My vision of the ParseStringAddress static method:

private static byte[] ParseStringAddress(string address)
{
    if (address == null)
    {
        throw new ArgumentNullException(nameof(address));
    }

    string[] inputOctets = address.Split('.');

    const int expectedMaxLength = sizeof(uint);

    // Questionable.
    // Should we handle short forms of the IPv4, such as
    //   10.1.1
    //   192.168
    //   0
    // or not?
    // If not, rename the 'expectedMaxLength' back to the 'expectedLength'
    // and replace the '>' with the '!=' in the following condition:
    if (inputOctets.Length > expectedMaxLength)
    {
        throw new ArgumentException(...);
    }

    byte[] outputOctets = new byte[expectedMaxLength];
    for (int i = 0; i < inputOctets.Length; i++)
    {
        int outputOctetIndex = BitConverter.IsLittleEndian ? expectedMaxLength - 1 - i : i;
        if (!Byte.TryParse(inputOctets[i], out outputOctets[outputOctetIndex]))
        {
            throw new ArgumentException(...);
        }
    }

    return outputOctets;
}

In addition to the normal input strings it also accepts input strings:

• Questionable.
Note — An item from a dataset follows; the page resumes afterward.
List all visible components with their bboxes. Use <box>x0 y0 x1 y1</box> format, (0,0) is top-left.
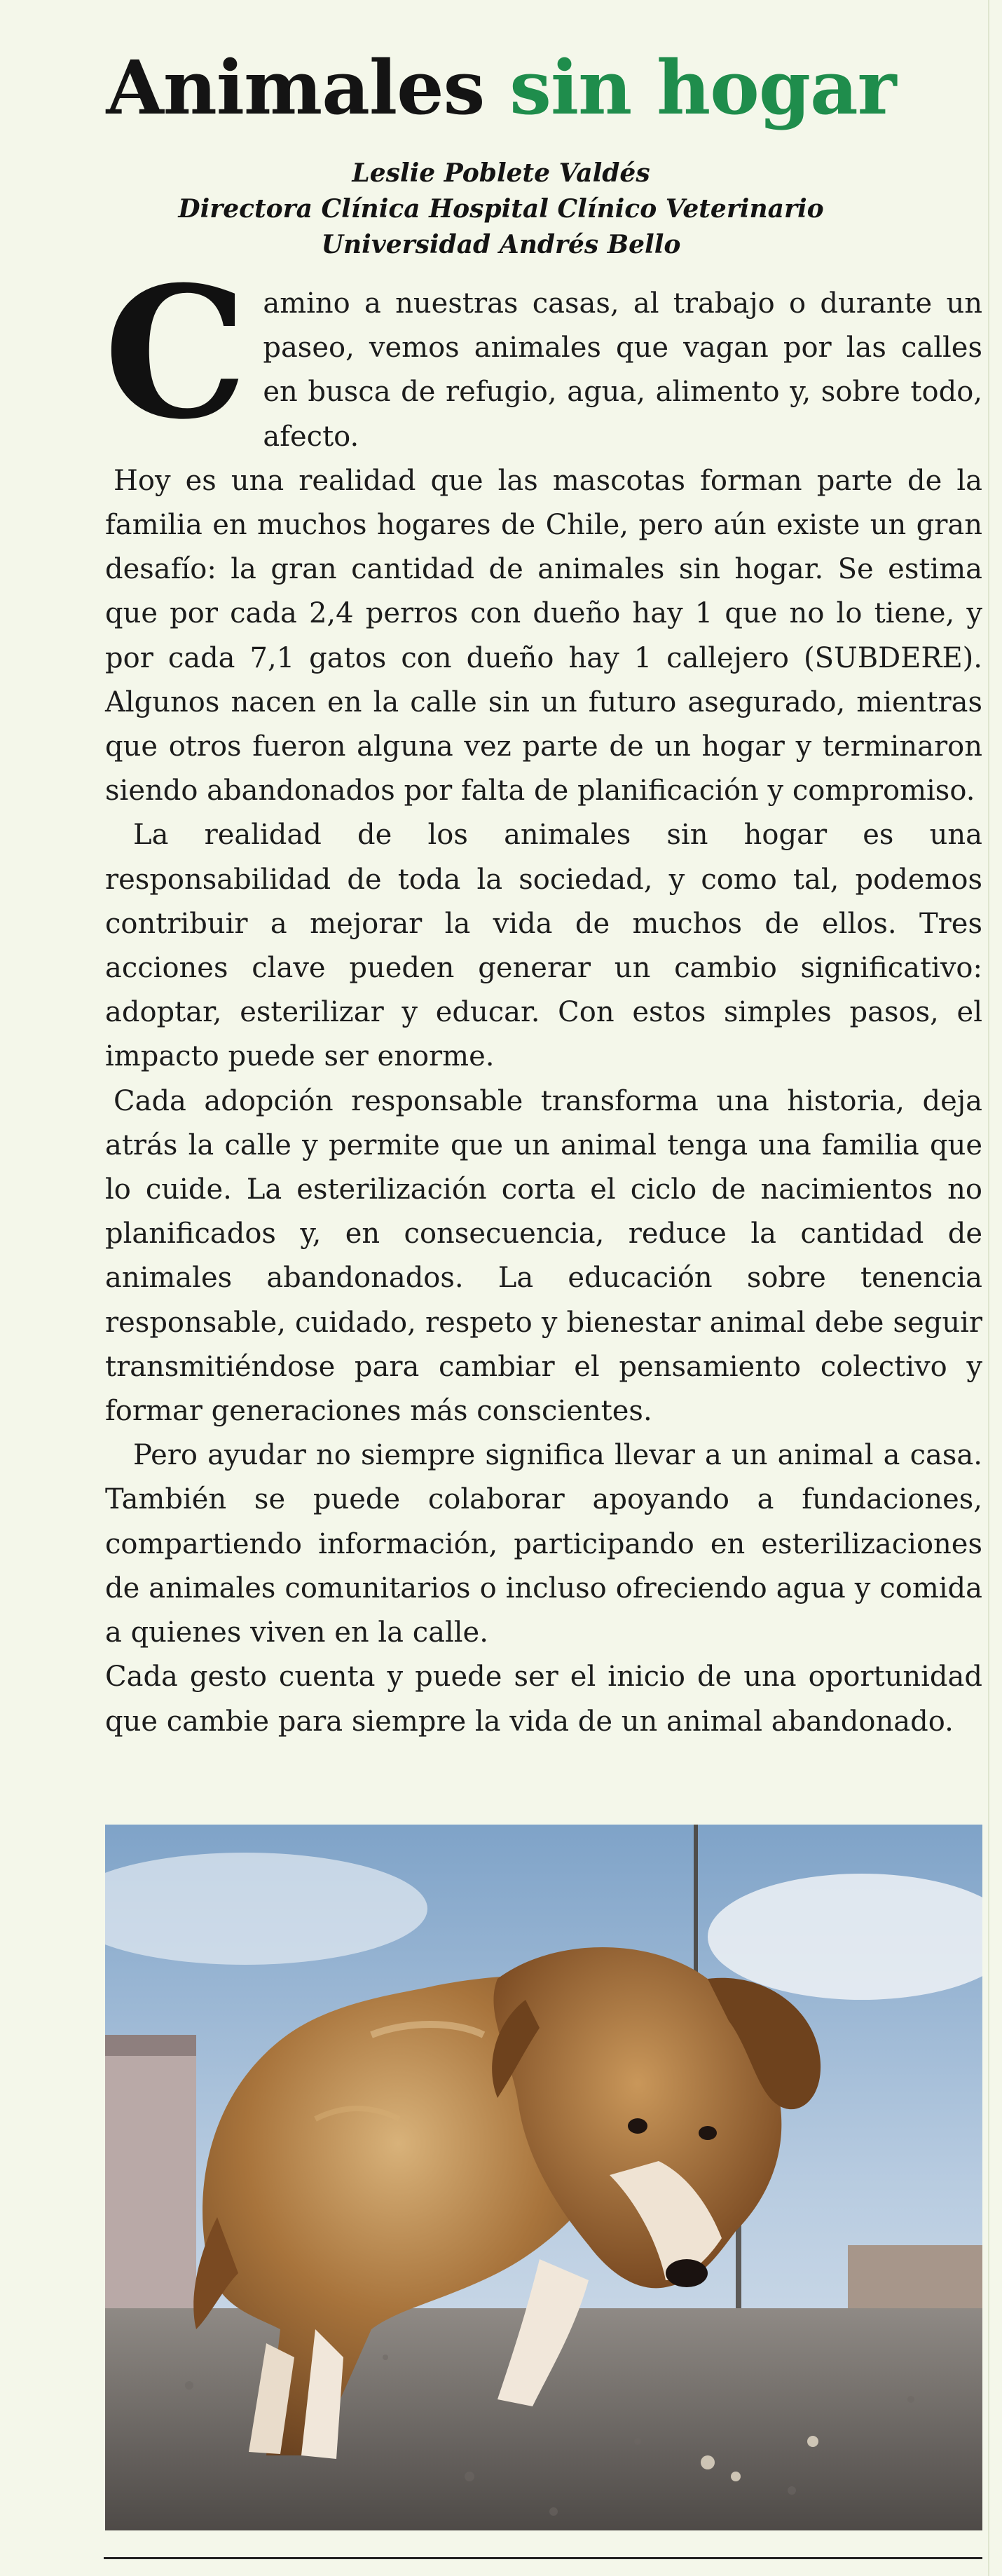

With the short form of IPv4 address representing a subnet, such as 10.1.1 (equivalent of 10.1.1.0).
• Containing space chars, such as 1 . 2 . 3 . 4.

This method outputs octets in the right order depending on the BitConverter.IsLittleEndian value.

Answer 2

Consider adding a constructor Ip4Address(byte, byte, byte, byte) so that client code doesn't have to allocate a byte array or string, or manually convert the bytes to a uint.

---

ParseStringAddress accepts twice as many strings as there are IPv4 addresses. The reason is the behaviour of the $ anchor:

The match must occur at the end of the string or line, or before \n at the end of the string or line.

So new Ip4Address("0.0.0.0\n") will not throw an exception.

You can instead use the \z anchor:

The match must occur at the end of the string only.

I wouldn't go so far as to call this a bug, but it's good to be aware of. I consider the current behaviour to be surprising just because no other whitespace is allowed.